Rilevanza: Natzionale
Valore del Geosito: Geoturistico, Scientifico, Educativo
Tipo: di interesse Idrogeologico

Le Sorgenti di Capo di Fiume, situate a circa 3 km da Palena lungo la Strada Statale 84, rappresentano il punto in cui nasce il Fiume Aventino, uno dei corsi d'acqua più importanti dell'area della Maiella. Ci troviamo sul versante nord-orientale del Monte Porrara, in un ambiente fresco, umido e ricco di vegetazione, dove l'acqua sgorga direttamente dalla roccia calcarea. Le sorgenti sono costituite da quattro polle principali, tre sul lato destro e una sul lato sinistro del torrente, con una portata media di oltre un metro cubo d'acqua al secondo, che può però variare molto nel corso dell'anno, passando da valori minimi in estate a portate molto abbondanti durante lo scioglimento delle nevi e le piogge primaverili. L'alimentazione delle sorgenti è mista:

  • Circa il 65% dell'acqua proviene dalle rocce calcaree del Monte Porrara, dove la pioggia e la neve si infiltrano nel sottosuolo attraverso fratture e cavità carsiche.
  • Il restante 35% deriva dalle acque superficiali che scorrono nel Fosso La Vera, le quali, dopo aver attraversato la grande conca carsica del Quarto di Santa Chiara, scompaiono nell'inghiottitoio della Vera (altro geosito collegato), per riapparire qui dopo aver percorso un complesso sistema sotterraneo.

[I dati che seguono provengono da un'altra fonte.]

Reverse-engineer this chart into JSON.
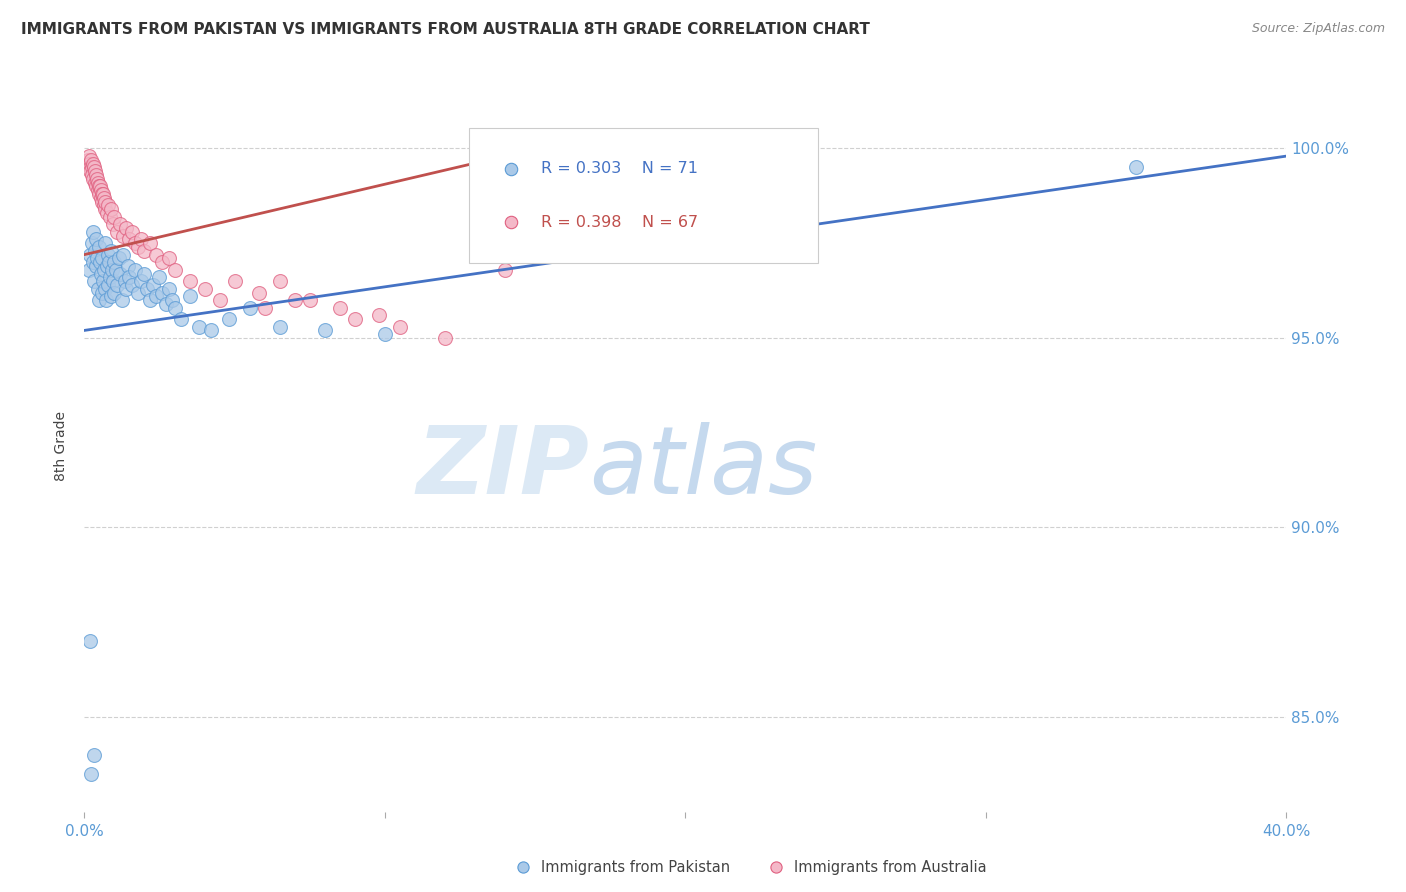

Questo percorso è stato dimostrato scientificamente tramite l'uso di traccianti fluorescenti, che hanno permesso di seguire il viaggio dell'acqua attraverso il sistema carsico. Una volta riemerse, le acque formano il torrente Cotaio, che da questo punto prende il nome di Fiume Aventino e, più a valle, si unirà al Fiume Verde nei pressi di Fara San Martino, prima di diventare affluente del Sangro. Una parte dell'acqua del fiume viene anche sfruttata nella centrale idroelettrica di Taranta Peligna.

Le sorgenti ospitano un ambiente di straordinaria qualità ecologica, con specie animali tipiche delle acque fredde e pulite, come l'ululone dal ventre giallo (anfibio raro), la trota fario, il merlo acquaiolo, uccello capace di “camminare” sott'acqua.